People inspect the damage at the site of an overnight Israeli airstrike that targeted Beirut's southern suburbs on October 25, 2024, amid the ongoing war between Israel and Hezbollah. (Photo by AFP)
People inspect the damage at the site of an overnight Israeli airstrike that targeted Beirut's southern suburbs on October 25, 2024, amid the ongoing war between Israel and Hezbollah. (Photo by AFP)

Lebanon has been placed on the so-called "grey list" of countries under special scrutiny by financial crime watchdog FATF, FATF said on Friday.

"Of course we recognize the extreme, grave situation that Lebanon is currently facing," Elisa de Anda Madrazo, the watchdog's president, told journalist.

"Lebanon's status on the grey list should not impede relief efforts ... We are working to make sure that channels of humanitarian aid remain open," she added.

Lebanon has been in a financial crisis since 2019 that has been left to fester by the country's leaders and now faces growing damage from Israeli airstrikes and ground operations against Hezbollah.
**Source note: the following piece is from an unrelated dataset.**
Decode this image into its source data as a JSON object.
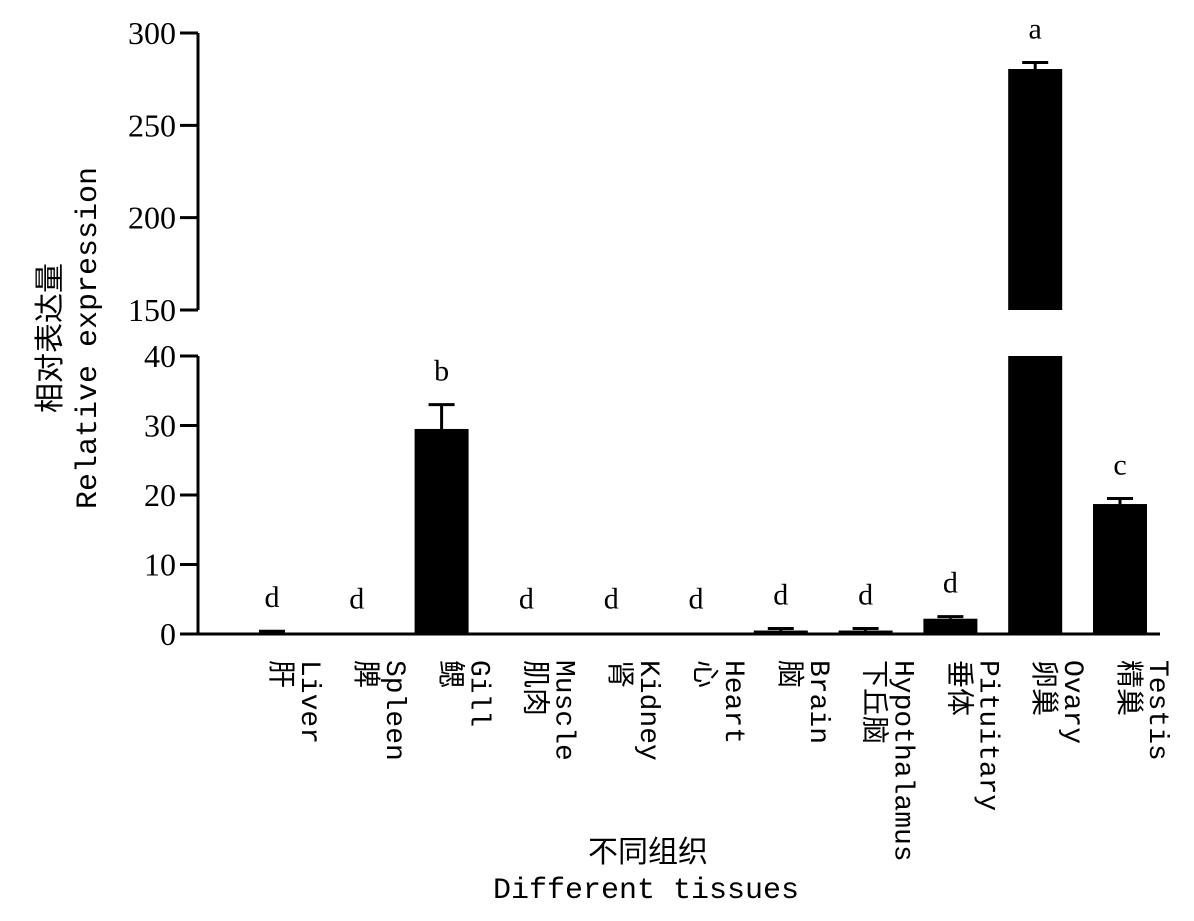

Madrazo said Lebanon had been accorded some flexibility regarding deadlines set in its action plan, but did not provide details at the news conference.

A source told Reuters earlier on Friday that the war had led the FATF to give Lebanon until 2026 instead of 2025 to address the issues that led to its grey-listing, including concerns over terrorism financing and a lack of judicial independence.

The grey-listing is likely to further deter investment in Lebanon and could affect the relationship between some Lebanese banks and the global financial system.